Starz is taking a so-called “poison pill” after media mogul Byron Allen acquired 10.7 percent of the company last week in a surprise deal.
A poison pill, also called a shareholder rights plan, is typically enacted by companies seeking to ward off hostile or unwelcome takeover efforts. The plan adopted by Starz would kick in if any shareholder acquired 17.5% of the company’s shares, and would allow other shareholders to buy shares in the company at a 50% discount, effectively diluting the activist.
The plan is usually to force conversations with the activist to better understand their motivations and intentions.
Allen, through his family office, paid $25 million for the stake in Starz, which was spun off from Lionsgate last year, from the investment firm Liberty 77 owned by former Treasury Secretary Steven Mnuchin.
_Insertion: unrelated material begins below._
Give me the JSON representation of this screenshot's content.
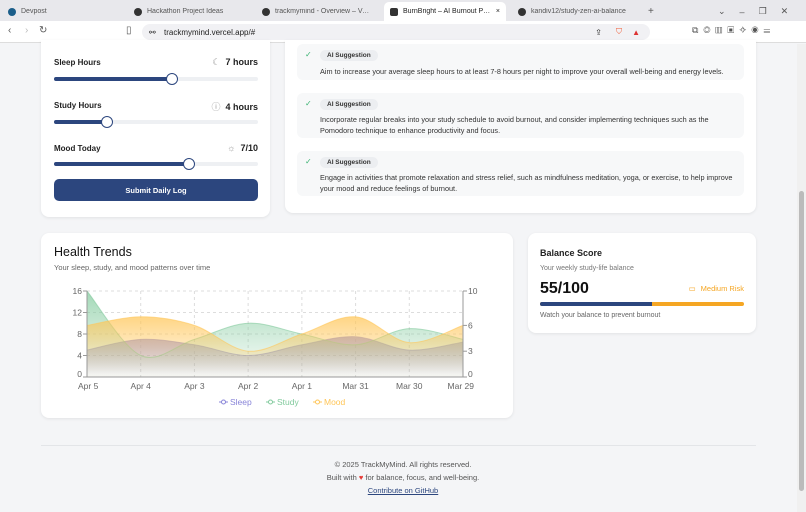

Mnuchin was a major investor in that company, and joined Lionsgate’s board of directors earlier this year. However, his interest appears to be in the studio, not the pay TV and streaming business that Starz operates in, hence the sale.
However, Allen is still a big believer in pay TV and streaming, thanks to the Weather Channel and some local TV stations and streaming platforms like HBCU Go. Starz would fit right in with those interests, and his family office has indicated he could be an active player.
“Consistent with these investment purposes, Allen may make contact with, but not limited to, one or more Starz shareholders, Starz management and/or one or more members of Starz’s board of directors and may make suggestions or proposals regarding Starz’s operations, prospects, business and financial strategies, strategic transactions, assets, liabilities, business alternatives, financing, board composition and other matters that Allen may deem relevant to an investment in Starz,” his family office wrote.
However, Starz’s poison pills meant that if he wanted to make a move, he would most likely have to talk to the company’s board of directors first.